Sur le vif - Lundi 13.07.15 - 14.45h
Il y a, bien sûr, un problème grec. Mais il y a avant tout, dans la gestion de cette crise comme dans celle de l'Ukraine, une question allemande. Je crois que c'est celle-là que l'Histoire retiendra.
Non pas le renouveau d'une puissance allemande en Europe (cela, on s'en est bien rendu compte, et depuis des années, pour ma part depuis juin 1991, double reconnaissance de la Slovénie et de la Croatie par MM Kohl et Genscher). Non, ce qui frappe, aujourd'hui en 2015, c'est l'usage insistant, dans la prise de parole allemande sur la Grèce (Mme Merkel, M. Schäuble), de tonalités suzeraines. La Chancelière, son Ministre des Finances, parlent comme s'ils étaient naturellement l'autorité suprême de l'Union européenne. Ils ne le sont pas.

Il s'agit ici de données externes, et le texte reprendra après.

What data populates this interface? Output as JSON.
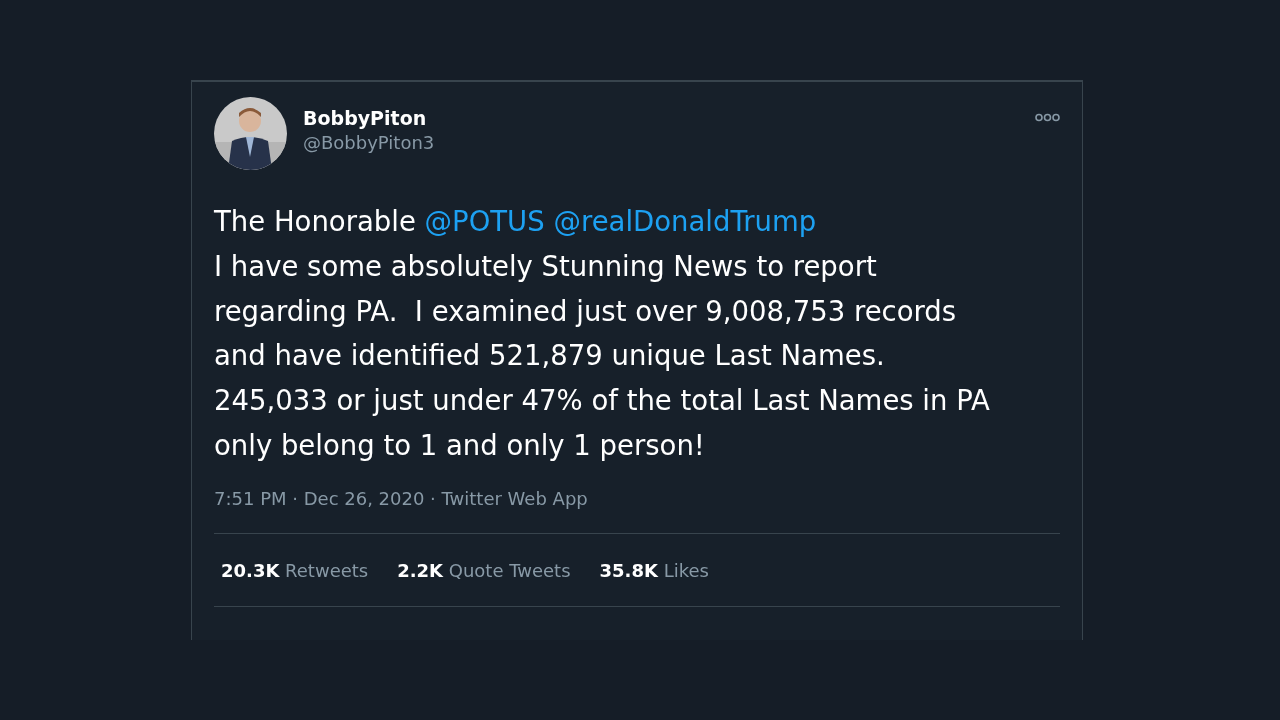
{
  "author": {
    "name": "BobbyPiton",
    "handle": "@BobbyPiton3"
  },
  "tweet": {
    "lines": [
      [
        {
          "kind": "text",
          "text": "The Honorable"
        },
        {
          "kind": "mention",
          "text": "@POTUS"
        },
        {
          "kind": "mention",
          "text": "@realDonaldTrump"
        }
      ],
      [
        {
          "kind": "text",
          "text": "I have some absolutely Stunning News to report"
        }
      ],
      [
        {
          "kind": "text",
          "text": "regarding PA.  I examined just over 9,008,753 records"
        }
      ],
      [
        {
          "kind": "text",
          "text": "and have identified 521,879 unique Last Names."
        }
      ],
      [
        {
          "kind": "text",
          "text": "245,033 or just under 47% of the total Last Names in PA"
        }
      ],
      [
        {
          "kind": "text",
          "text": "only belong to 1 and only 1 person!"
        }
      ]
    ]
  },
  "meta": "7:51 PM · Dec 26, 2020 · Twitter Web App",
  "stats": [
    {
      "count": "20.3K",
      "label": "Retweets"
    },
    {
      "count": "2.2K",
      "label": "Quote Tweets"
    },
    {
      "count": "35.8K",
      "label": "Likes"
    }
  ]
}
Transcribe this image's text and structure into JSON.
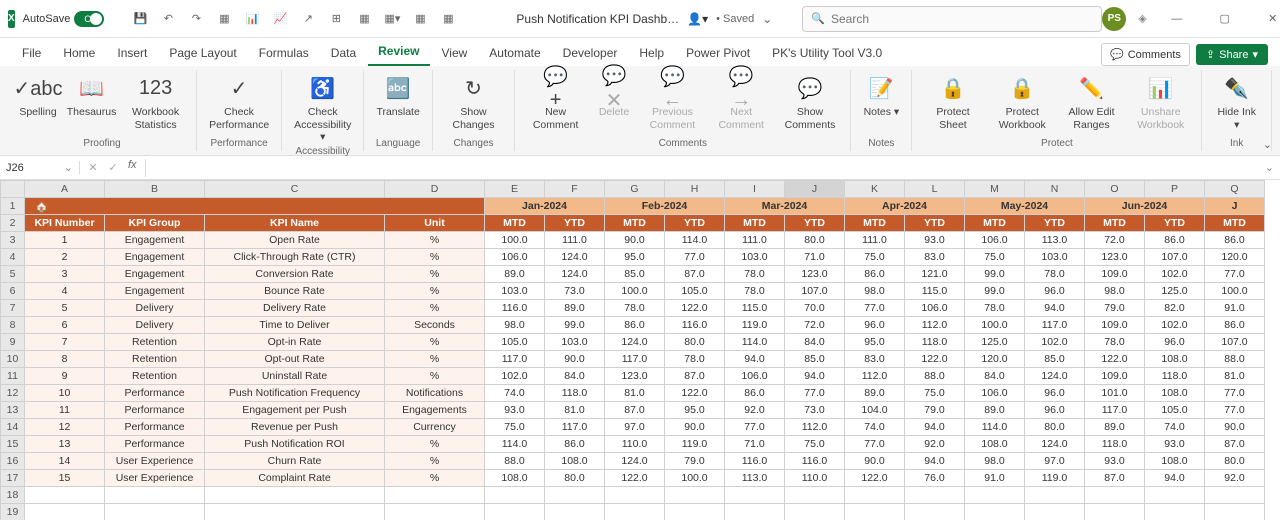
{
  "titlebar": {
    "autosave_label": "AutoSave",
    "autosave_state": "On",
    "doc_title": "Push Notification KPI Dashb…",
    "saved_label": "• Saved",
    "search_placeholder": "Search",
    "avatar_initials": "PS"
  },
  "tabs": [
    "File",
    "Home",
    "Insert",
    "Page Layout",
    "Formulas",
    "Data",
    "Review",
    "View",
    "Automate",
    "Developer",
    "Help",
    "Power Pivot",
    "PK's Utility Tool V3.0"
  ],
  "active_tab": "Review",
  "tab_right": {
    "comments": "Comments",
    "share": "Share"
  },
  "ribbon": {
    "groups": [
      {
        "label": "Proofing",
        "items": [
          {
            "label": "Spelling",
            "icon": "✓abc"
          },
          {
            "label": "Thesaurus",
            "icon": "📖"
          },
          {
            "label": "Workbook Statistics",
            "icon": "123"
          }
        ]
      },
      {
        "label": "Performance",
        "items": [
          {
            "label": "Check Performance",
            "icon": "✓"
          }
        ]
      },
      {
        "label": "Accessibility",
        "items": [
          {
            "label": "Check Accessibility",
            "icon": "♿",
            "dropdown": true
          }
        ]
      },
      {
        "label": "Language",
        "items": [
          {
            "label": "Translate",
            "icon": "🔤"
          }
        ]
      },
      {
        "label": "Changes",
        "items": [
          {
            "label": "Show Changes",
            "icon": "↻"
          }
        ]
      },
      {
        "label": "Comments",
        "items": [
          {
            "label": "New Comment",
            "icon": "💬+"
          },
          {
            "label": "Delete",
            "icon": "💬✕",
            "disabled": true
          },
          {
            "label": "Previous Comment",
            "icon": "💬←",
            "disabled": true
          },
          {
            "label": "Next Comment",
            "icon": "💬→",
            "disabled": true
          },
          {
            "label": "Show Comments",
            "icon": "💬"
          }
        ]
      },
      {
        "label": "Notes",
        "items": [
          {
            "label": "Notes",
            "icon": "📝",
            "dropdown": true
          }
        ]
      },
      {
        "label": "Protect",
        "items": [
          {
            "label": "Protect Sheet",
            "icon": "🔒"
          },
          {
            "label": "Protect Workbook",
            "icon": "🔒"
          },
          {
            "label": "Allow Edit Ranges",
            "icon": "✏️"
          },
          {
            "label": "Unshare Workbook",
            "icon": "📊",
            "disabled": true
          }
        ]
      },
      {
        "label": "Ink",
        "items": [
          {
            "label": "Hide Ink",
            "icon": "✒️",
            "dropdown": true
          }
        ]
      }
    ]
  },
  "formula_bar": {
    "name_box": "J26",
    "formula": ""
  },
  "grid": {
    "columns": [
      "A",
      "B",
      "C",
      "D",
      "E",
      "F",
      "G",
      "H",
      "I",
      "J",
      "K",
      "L",
      "M",
      "N",
      "O",
      "P",
      "Q"
    ],
    "active_col": "J",
    "col_widths": {
      "A": "col-A",
      "B": "col-B",
      "C": "col-C",
      "D": "col-D"
    },
    "months": [
      "Jan-2024",
      "Feb-2024",
      "Mar-2024",
      "Apr-2024",
      "May-2024",
      "Jun-2024",
      "J"
    ],
    "kpi_headers": [
      "KPI Number",
      "KPI Group",
      "KPI Name",
      "Unit"
    ],
    "mtd_ytd": [
      "MTD",
      "YTD",
      "MTD",
      "YTD",
      "MTD",
      "YTD",
      "MTD",
      "YTD",
      "MTD",
      "YTD",
      "MTD",
      "YTD",
      "MTD"
    ],
    "rows": [
      {
        "num": "1",
        "group": "Engagement",
        "name": "Open Rate",
        "unit": "%",
        "data": [
          "100.0",
          "111.0",
          "90.0",
          "114.0",
          "111.0",
          "80.0",
          "111.0",
          "93.0",
          "106.0",
          "113.0",
          "72.0",
          "86.0",
          "86.0"
        ]
      },
      {
        "num": "2",
        "group": "Engagement",
        "name": "Click-Through Rate (CTR)",
        "unit": "%",
        "data": [
          "106.0",
          "124.0",
          "95.0",
          "77.0",
          "103.0",
          "71.0",
          "75.0",
          "83.0",
          "75.0",
          "103.0",
          "123.0",
          "107.0",
          "120.0"
        ]
      },
      {
        "num": "3",
        "group": "Engagement",
        "name": "Conversion Rate",
        "unit": "%",
        "data": [
          "89.0",
          "124.0",
          "85.0",
          "87.0",
          "78.0",
          "123.0",
          "86.0",
          "121.0",
          "99.0",
          "78.0",
          "109.0",
          "102.0",
          "77.0"
        ]
      },
      {
        "num": "4",
        "group": "Engagement",
        "name": "Bounce Rate",
        "unit": "%",
        "data": [
          "103.0",
          "73.0",
          "100.0",
          "105.0",
          "78.0",
          "107.0",
          "98.0",
          "115.0",
          "99.0",
          "96.0",
          "98.0",
          "125.0",
          "100.0"
        ]
      },
      {
        "num": "5",
        "group": "Delivery",
        "name": "Delivery Rate",
        "unit": "%",
        "data": [
          "116.0",
          "89.0",
          "78.0",
          "122.0",
          "115.0",
          "70.0",
          "77.0",
          "106.0",
          "78.0",
          "94.0",
          "79.0",
          "82.0",
          "91.0"
        ]
      },
      {
        "num": "6",
        "group": "Delivery",
        "name": "Time to Deliver",
        "unit": "Seconds",
        "data": [
          "98.0",
          "99.0",
          "86.0",
          "116.0",
          "119.0",
          "72.0",
          "96.0",
          "112.0",
          "100.0",
          "117.0",
          "109.0",
          "102.0",
          "86.0"
        ]
      },
      {
        "num": "7",
        "group": "Retention",
        "name": "Opt-in Rate",
        "unit": "%",
        "data": [
          "105.0",
          "103.0",
          "124.0",
          "80.0",
          "114.0",
          "84.0",
          "95.0",
          "118.0",
          "125.0",
          "102.0",
          "78.0",
          "96.0",
          "107.0"
        ]
      },
      {
        "num": "8",
        "group": "Retention",
        "name": "Opt-out Rate",
        "unit": "%",
        "data": [
          "117.0",
          "90.0",
          "117.0",
          "78.0",
          "94.0",
          "85.0",
          "83.0",
          "122.0",
          "120.0",
          "85.0",
          "122.0",
          "108.0",
          "88.0"
        ]
      },
      {
        "num": "9",
        "group": "Retention",
        "name": "Uninstall Rate",
        "unit": "%",
        "data": [
          "102.0",
          "84.0",
          "123.0",
          "87.0",
          "106.0",
          "94.0",
          "112.0",
          "88.0",
          "84.0",
          "124.0",
          "109.0",
          "118.0",
          "81.0"
        ]
      },
      {
        "num": "10",
        "group": "Performance",
        "name": "Push Notification Frequency",
        "unit": "Notifications",
        "data": [
          "74.0",
          "118.0",
          "81.0",
          "122.0",
          "86.0",
          "77.0",
          "89.0",
          "75.0",
          "106.0",
          "96.0",
          "101.0",
          "108.0",
          "77.0"
        ]
      },
      {
        "num": "11",
        "group": "Performance",
        "name": "Engagement per Push",
        "unit": "Engagements",
        "data": [
          "93.0",
          "81.0",
          "87.0",
          "95.0",
          "92.0",
          "73.0",
          "104.0",
          "79.0",
          "89.0",
          "96.0",
          "117.0",
          "105.0",
          "77.0"
        ]
      },
      {
        "num": "12",
        "group": "Performance",
        "name": "Revenue per Push",
        "unit": "Currency",
        "data": [
          "75.0",
          "117.0",
          "97.0",
          "90.0",
          "77.0",
          "112.0",
          "74.0",
          "94.0",
          "114.0",
          "80.0",
          "89.0",
          "74.0",
          "90.0"
        ]
      },
      {
        "num": "13",
        "group": "Performance",
        "name": "Push Notification ROI",
        "unit": "%",
        "data": [
          "114.0",
          "86.0",
          "110.0",
          "119.0",
          "71.0",
          "75.0",
          "77.0",
          "92.0",
          "108.0",
          "124.0",
          "118.0",
          "93.0",
          "87.0"
        ]
      },
      {
        "num": "14",
        "group": "User Experience",
        "name": "Churn Rate",
        "unit": "%",
        "data": [
          "88.0",
          "108.0",
          "124.0",
          "79.0",
          "116.0",
          "116.0",
          "90.0",
          "94.0",
          "98.0",
          "97.0",
          "93.0",
          "108.0",
          "80.0"
        ]
      },
      {
        "num": "15",
        "group": "User Experience",
        "name": "Complaint Rate",
        "unit": "%",
        "data": [
          "108.0",
          "80.0",
          "122.0",
          "100.0",
          "113.0",
          "110.0",
          "122.0",
          "76.0",
          "91.0",
          "119.0",
          "87.0",
          "94.0",
          "92.0"
        ]
      }
    ],
    "empty_rows": [
      18,
      19
    ]
  }
}
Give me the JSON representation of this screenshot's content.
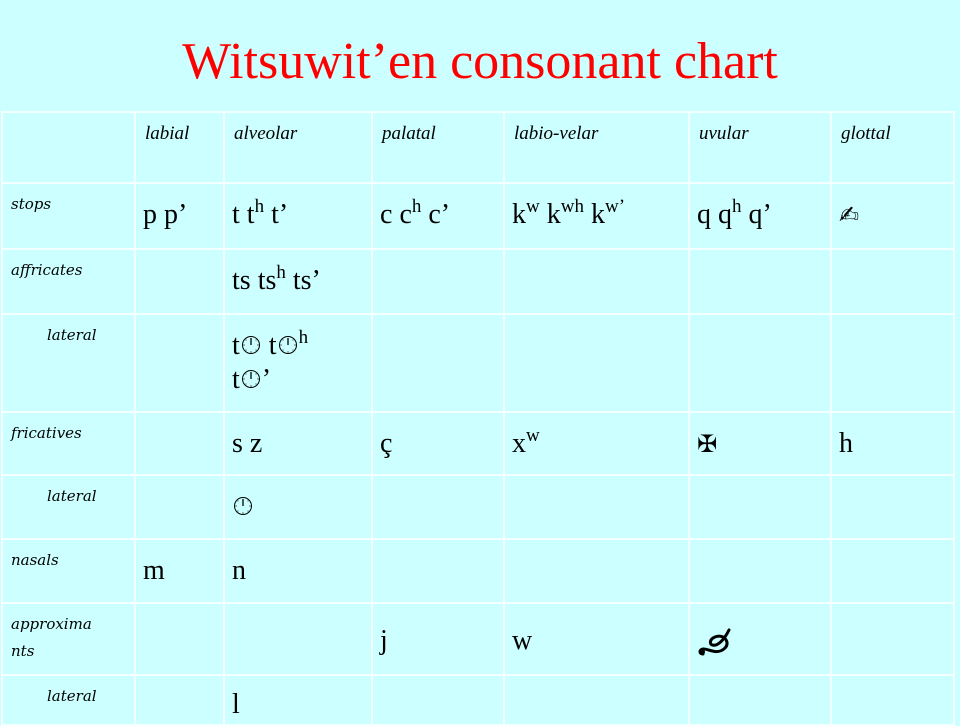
{
  "title": "Witsuwit’en consonant chart",
  "colors": {
    "background": "#CCFFFF",
    "title": "#FF0000",
    "grid": "#F4FFFF",
    "text": "#000000"
  },
  "columns": [
    "labial",
    "alveolar",
    "palatal",
    "labio-velar",
    "uvular",
    "glottal"
  ],
  "rows": [
    {
      "label": "stops",
      "indent": false,
      "cells": [
        "p p’",
        "t tʰ t’",
        "c cʰ c’",
        "kʷ kʷʰ kʷ’",
        "q qʰ q’",
        "ʔ (rendered as writing-hand glyph)"
      ]
    },
    {
      "label": "affricates",
      "indent": false,
      "cells": [
        "",
        "ts tsʰ ts’",
        "",
        "",
        "",
        ""
      ]
    },
    {
      "label": "lateral",
      "indent": true,
      "cells": [
        "",
        "tɬ tɬʰ tɬ’ (ɬ rendered as clock glyph)",
        "",
        "",
        "",
        ""
      ]
    },
    {
      "label": "fricatives",
      "indent": false,
      "cells": [
        "",
        "s z",
        "ç",
        "xʷ",
        "χ (rendered as maltese-cross glyph)",
        "h"
      ]
    },
    {
      "label": "lateral",
      "indent": true,
      "cells": [
        "",
        "ɬ (rendered as clock glyph)",
        "",
        "",
        "",
        ""
      ]
    },
    {
      "label": "nasals",
      "indent": false,
      "cells": [
        "m",
        "n",
        "",
        "",
        "",
        ""
      ]
    },
    {
      "label": "approximants",
      "label_display": "approxima nts",
      "indent": false,
      "cells": [
        "",
        "",
        "j",
        "w",
        "ʁ (rendered as script glyph)",
        ""
      ]
    },
    {
      "label": "lateral",
      "indent": true,
      "cells": [
        "",
        "l",
        "",
        "",
        "",
        ""
      ]
    }
  ],
  "text": {
    "stops_labial": "p p’",
    "t": "t",
    "t_h_sup": "h",
    "t_ej": "t’",
    "c": "c",
    "c_h_sup": "h",
    "c_ej": "c’",
    "k": "k",
    "w_sup": "w",
    "wh_sup": "wh",
    "wq_sup": "w’",
    "q": "q",
    "q_h_sup": "h",
    "q_ej": "q’",
    "glottal_stop_glyph": "✍",
    "ts": "ts",
    "ts_ej": "ts’",
    "tl_t": "t",
    "apos": "’",
    "sz": "s z",
    "c_ced": "ç",
    "x": "x",
    "uvular_fric_glyph": "✠",
    "h": "h",
    "m": "m",
    "n": "n",
    "j": "j",
    "w": "w",
    "uvular_approx_glyph": "ꝺ",
    "l": "l",
    "approx_label_1": "approxima",
    "approx_label_2": "nts"
  }
}
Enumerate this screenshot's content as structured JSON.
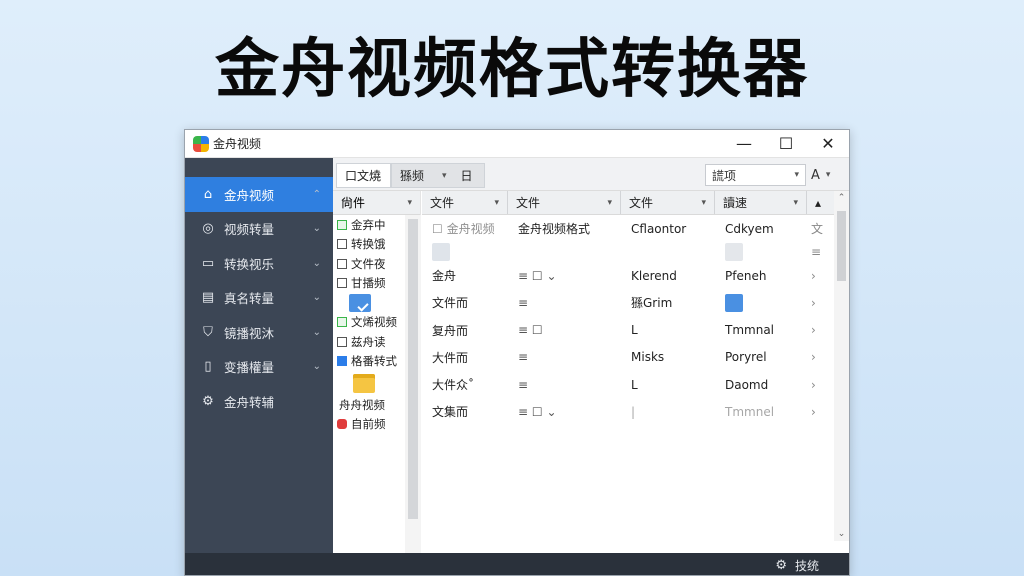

Et pourtant, nul ne semble leur contester cette primauté.
Ces inflexions vocales, où le paternalisme le dispute à l'autoritaire, ne rappellent pas le Troisième Reich, soyons sérieux. Ni même l'époque wilhelmine, ni bismarckienne. Mais elles pourraient bien rappeler cette époque qui, de 800 (Charlemagne) à 1806 (Iena), s'est appelée le Saint-Empire. Une portion majeure de l'Europe, non directement allemande, mais construite autour de la suzeraineté protectorale allemande.
Et si la "Zone Euro", depuis le début des années 2000, n'était que la tentative de résurrection, autour des exigences très sévères d'une convergence monétaire, d'une solide et durable influence allemande en Europe ? A cet égard, je mentionnerai, dans un prochain texte, une histoire que m'avait racontée Jean-Pierre Chevènement, après une interview, au sujet de Hans-Dietrich Genscher : le ministre des Affaires étrangères d'Helmut Kohl lui avait dessiné, sur un bout de nappe, au début des années 1990, "l'Europe utile". La Croatie, la Slovénie, en font partie. Pas la Serbie. La France, jusqu'à la Loire (ça vous rappelle quelque chose ?). La Suisse alémanique, pas la Suisse latine. La Tchéquie, pas la Slovaquie. La riche et laborieuse Lombardie, mais aussi la Vénétie, le Trentin, le Haut-Adige. Mais évidemment pas le Mezzogiorno.
Certes, ça n'était rien qu'un bout de nappe. Mais la carte esquissée par Genscher (à l'issue d'une soirée arrosée ?) en dit très long sur la conception allemande de "l'Europe qui fonctionne". Tout le temps que j'ai vécu en Allemagne, cette "Europe utile" revenait dans les conversations. Les Allemagnes, dans toute leur Histoire, n'ont jamais cherché d'influence que continentale, très Mitteleuropa, à vrai dire sur des Marches de prolongation d'un territoire national dont les frontières sont aussi fluctuantes que peu naturelles.
Tous ces sujets, vous le savez, me travaillent. Passionné d'Histoire allemande, je leur ai consacré plusieurs blogs, ces dernières semaines. Avec, à la clef, une question : le vrai problème, dans toute cette affaire, est-il la constante prise de parole de l'Allemagne (on a l'impression de n'entendre au monde que Mme Merkel et M. Schäuble) ? Ou n'est-il pas, plutôt, l'assourdissant silence de la France ? En tout cas, jusqu'à ce matin. Apparemment, le Président de la République française est en train de se réveiller : si c'est bien le cas, c'est une très bonne nouvelle. L'Europe n'a rien à gagner d'une France silencieuse, qui ferait le dos rond, ou raserait les murs.
Demain, 14 Juillet, Fête nationale, 226ème anniversaire de la Prise de la Bastille (acte d'affranchissement majeur, dans l'ordre de la symbolique, face à l'arbitraire de la féodalité), le Président de la République française s'exprimera, dans une interview. Puisse-t-il porter haut et fort la voix de la France, jamais plus grande que lorsqu'elle appelle au droit des peuples à disposer d'eux-mêmes. La voix, par exemple, d'un Charles de Gaulle, dans son Discours de Brazzaville (30 janvier 1944). C'est cela, M. Hollande, que l'Europe attend de vous. Non pour attaquer l'Allemagne. Mais pour porter une autre voix, celle de la souveraineté des peuples. Et puis, vu la date de demain, osons le mot : celle de la fraternité.